Intel will eliminate up to 12,000 jobs accounting for 11% of its workforce globally, the company said in a statement. The cuts are part of the company's restructuring exercise as it evolves from a PC company to one engaged in connected devices. The restructuring plan was made public during the company's first quarter earnings announcement.

"Our results over the last year demonstrate a strategy that is working and a solid foundation for growth," said Intel CEO Brian Krzanich in an email to Intel employees. "The opportunity now is to accelerate this momentum and build on our strengths."

"These actions drive long-term change to further establish Intel as the leader for the smart, connected world," he added, saying: "I am confident that we'll emerge as a more productive company with broader reach and sharper execution."

Intel said it plans to increase investment in products and technologies to accelerate revenue growth. It wants to focus on its data centre, Internet of Things (IoT), memory, connectivity businesses and other segments.
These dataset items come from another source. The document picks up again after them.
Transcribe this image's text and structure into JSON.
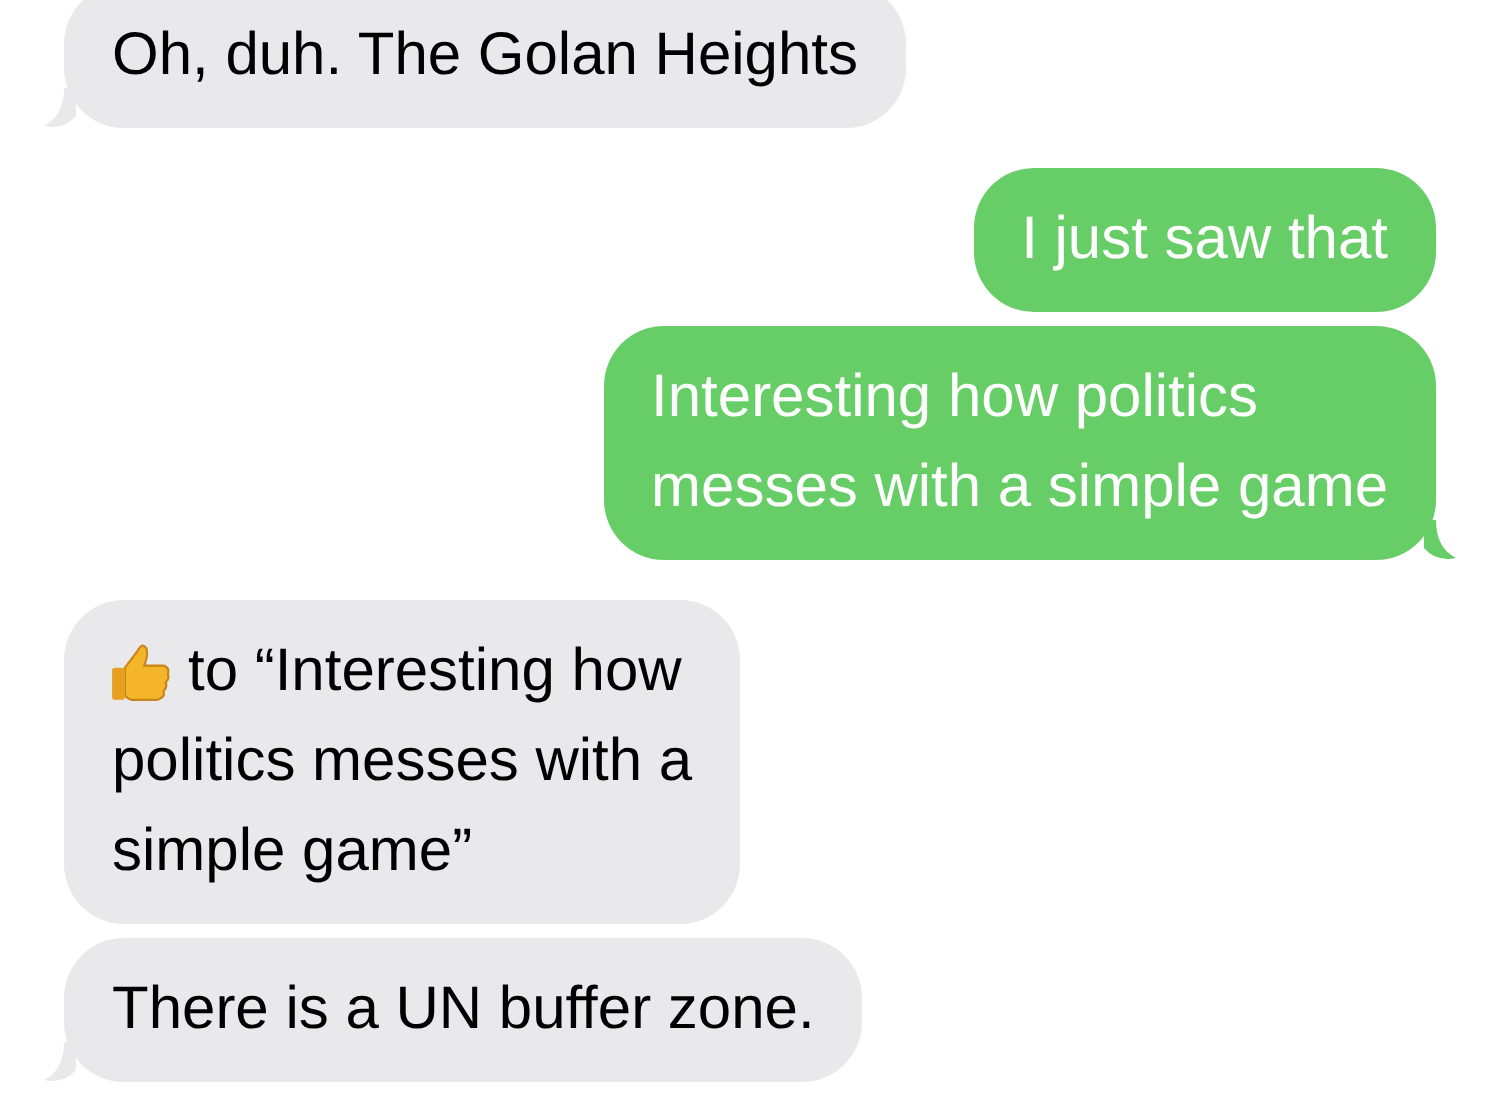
{
  "messages": [
    {
      "outgoing": false,
      "kind": "text",
      "text": "Oh, duh. The Golan Heights",
      "tail": true
    },
    {
      "outgoing": true,
      "kind": "text",
      "text": "I just saw that",
      "tail": false
    },
    {
      "outgoing": true,
      "kind": "text",
      "text": "Interesting how politics\nmesses with a simple game",
      "tail": true
    },
    {
      "outgoing": false,
      "kind": "reaction",
      "lines": [
        "to “Interesting how",
        "politics messes with a",
        "simple game”"
      ],
      "tail": false
    },
    {
      "outgoing": false,
      "kind": "text",
      "text": "There is a UN buffer zone.",
      "tail": true
    }
  ]
}
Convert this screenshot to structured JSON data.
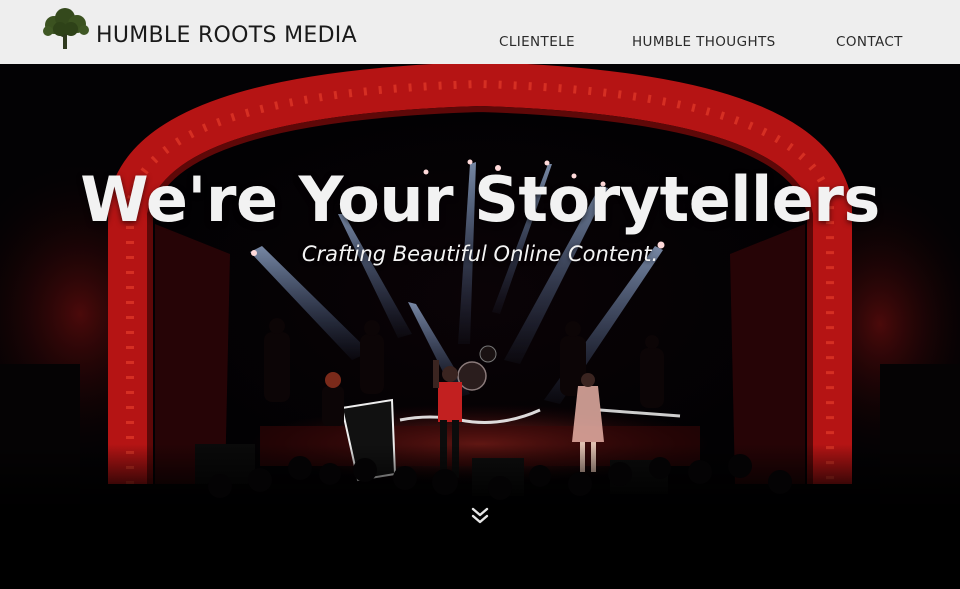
{
  "brand": {
    "name": "HUMBLE ROOTS MEDIA",
    "logo_icon": "tree-icon"
  },
  "nav": {
    "items": [
      {
        "label": "CLIENTELE"
      },
      {
        "label": "HUMBLE THOUGHTS"
      },
      {
        "label": "CONTACT"
      }
    ]
  },
  "hero": {
    "headline": "We're Your Storytellers",
    "tagline": "Crafting Beautiful Online Content.",
    "scroll_icon": "double-chevron-down-icon",
    "background_description_icon": "concert-stage-photo"
  },
  "colors": {
    "topbar_bg": "#eeeeee",
    "text_dark": "#1a1a1a",
    "stage_red": "#c41818",
    "hero_text": "#f2f2f2"
  }
}
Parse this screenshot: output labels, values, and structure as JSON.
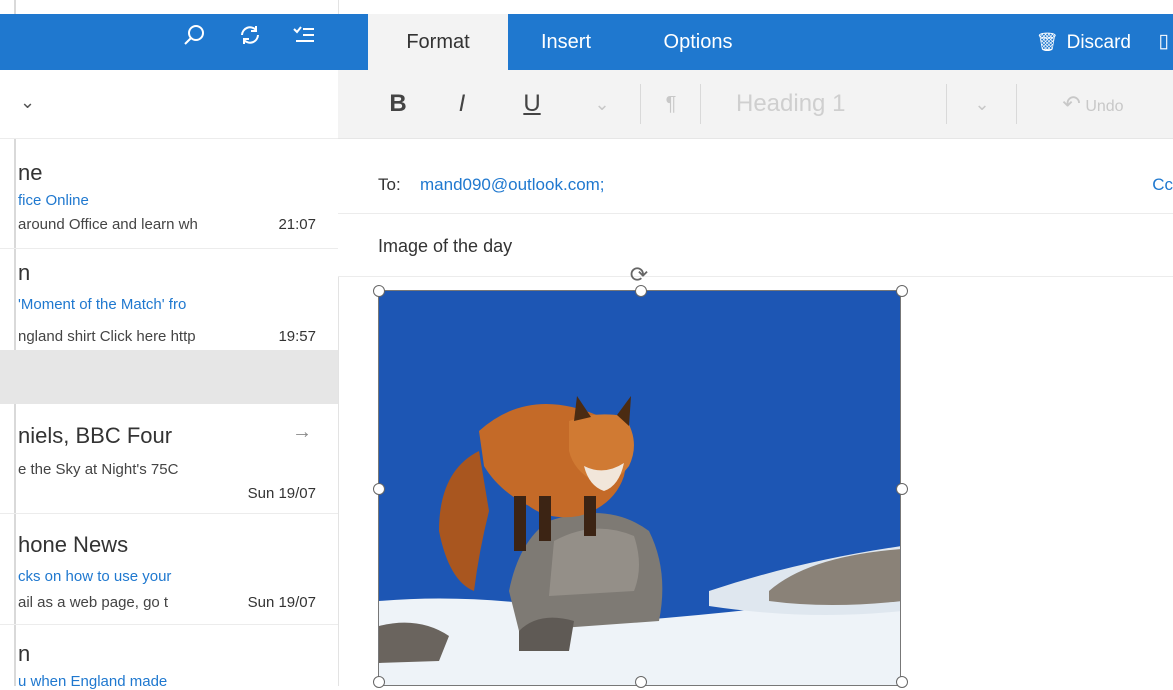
{
  "left_header": {
    "icons": [
      "search-icon",
      "sync-icon",
      "filter-icon"
    ]
  },
  "messages": [
    {
      "sender": "ne",
      "subject": "fice Online",
      "preview": "around Office and learn wh",
      "time": "21:07",
      "read": false
    },
    {
      "sender": "n",
      "subject": "'Moment of the Match' fro",
      "preview": "ngland shirt Click here http",
      "time": "19:57",
      "read": false
    },
    {
      "sender": "niels, BBC Four",
      "subject": "",
      "preview": "e the Sky at Night's 75C",
      "time": "Sun 19/07",
      "read": true
    },
    {
      "sender": "hone News",
      "subject": "cks on how to use your",
      "preview": "ail as a web page, go t",
      "time": "Sun 19/07",
      "read": false
    },
    {
      "sender": "n",
      "subject": "u when England made",
      "preview": "",
      "time": "",
      "read": false
    }
  ],
  "ribbon": {
    "tabs": [
      "Format",
      "Insert",
      "Options"
    ],
    "active_tab": "Format",
    "discard_label": "Discard"
  },
  "toolbar": {
    "bold": "B",
    "italic": "I",
    "underline": "U",
    "style": "Heading 1",
    "undo": "Undo"
  },
  "compose": {
    "to_label": "To:",
    "to_value": "mand090@outlook.com;",
    "cc_label": "Cc",
    "subject": "Image of the day"
  },
  "colors": {
    "accent": "#1f78cf",
    "sky": "#1d56b4",
    "snow": "#eef3f8"
  }
}
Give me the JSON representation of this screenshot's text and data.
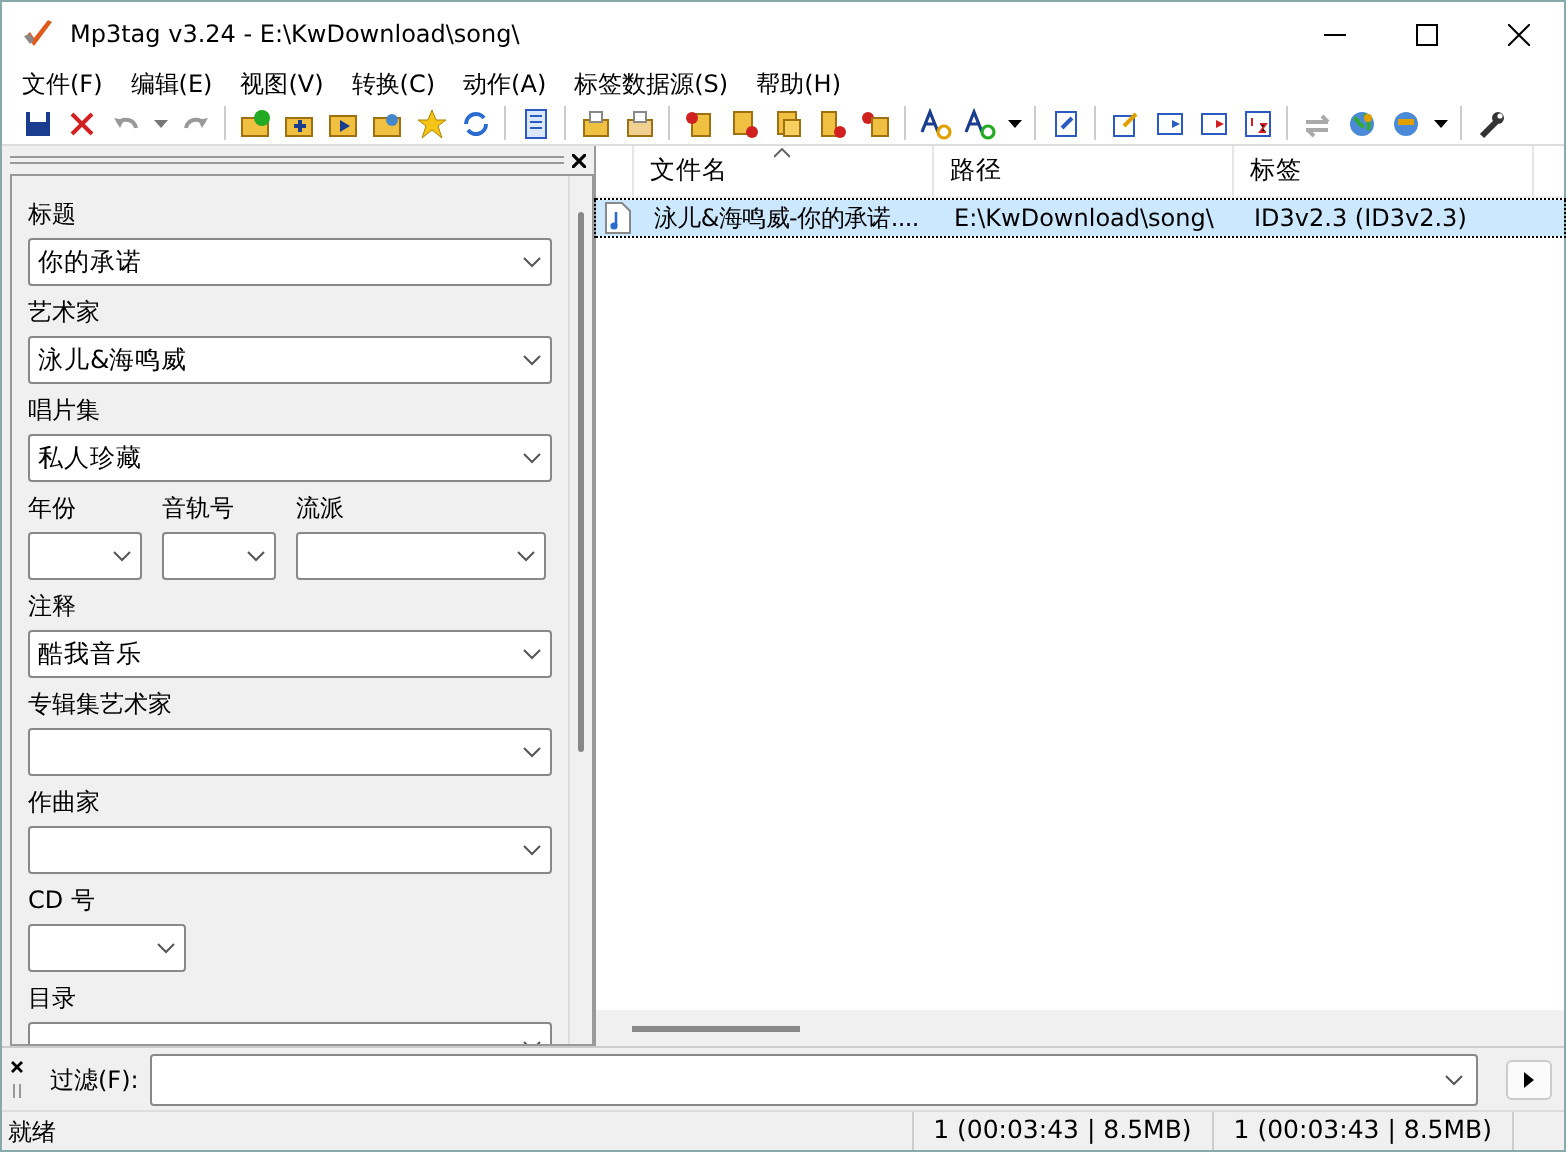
{
  "window": {
    "title": "Mp3tag v3.24  -  E:\\KwDownload\\song\\"
  },
  "menu": [
    "文件(F)",
    "编辑(E)",
    "视图(V)",
    "转换(C)",
    "动作(A)",
    "标签数据源(S)",
    "帮助(H)"
  ],
  "tag_panel": {
    "fields": [
      {
        "kind": "wide",
        "label": "标题",
        "value": "你的承诺"
      },
      {
        "kind": "wide",
        "label": "艺术家",
        "value": "泳儿&海鸣威"
      },
      {
        "kind": "wide",
        "label": "唱片集",
        "value": "私人珍藏"
      },
      {
        "kind": "row",
        "fields": [
          {
            "kind": "short",
            "label": "年份"
          },
          {
            "kind": "short",
            "label": "音轨号"
          },
          {
            "kind": "medium",
            "label": "流派"
          }
        ]
      },
      {
        "kind": "wide",
        "label": "注释",
        "value": "酷我音乐"
      },
      {
        "kind": "wide",
        "label": "专辑集艺术家"
      },
      {
        "kind": "wide",
        "label": "作曲家"
      },
      {
        "kind": "short",
        "label": "CD 号"
      },
      {
        "kind": "wide",
        "label": "目录"
      }
    ]
  },
  "file_list": {
    "columns": [
      {
        "label": "文件名",
        "sorted": true
      },
      {
        "label": "路径",
        "sorted": false
      },
      {
        "label": "标签",
        "sorted": false
      }
    ],
    "rows": [
      {
        "cells": [
          "泳儿&海鸣威-你的承诺....",
          "E:\\KwDownload\\song\\",
          "ID3v2.3 (ID3v2.3)"
        ],
        "selected": true
      }
    ]
  },
  "filter": {
    "label": "过滤(F):"
  },
  "status_bar": {
    "text": "就绪",
    "selected_info": "1 (00:03:43 | 8.5MB)",
    "total_info": "1 (00:03:43 | 8.5MB)"
  }
}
The data centre and the IoT business are Intel's primary sources of revenue, which delivered $2.2bn (£1.53bn) in revenue in 2015, and were responsible for 40% of revenue. Intel hopes to save $750m in 2016 with the annual savings rate accounting for $1.4bn by mid-2017. It also hopes to post a charge of about $1.2bn in the second quarter of 2016.

Since the late 1980s, Intel has been supplying chipsets for PCs. Intel along with Microsoft managed to generate huge revenue from this segment. But both the companies failed to gain a strong foothold in the mobile market, which was dominated by chips from ARM. Neither Intel nor Microsoft could counter the fundamental changes, states a Wall Street Journal report.

Meanwhile, PC sales began to decline since Apple's iPad lineup emerged in 2010. Sales again dropped nearly 10% in the first quarter of 2016. The continuing decline forced Intel to shift its focus to its data centre and IoT.

Tech analyst Rob Enderle of Enderle Group said: "They've looked at the decline of the PC market and clearly decided that they are going to put most of their effort elsewhere."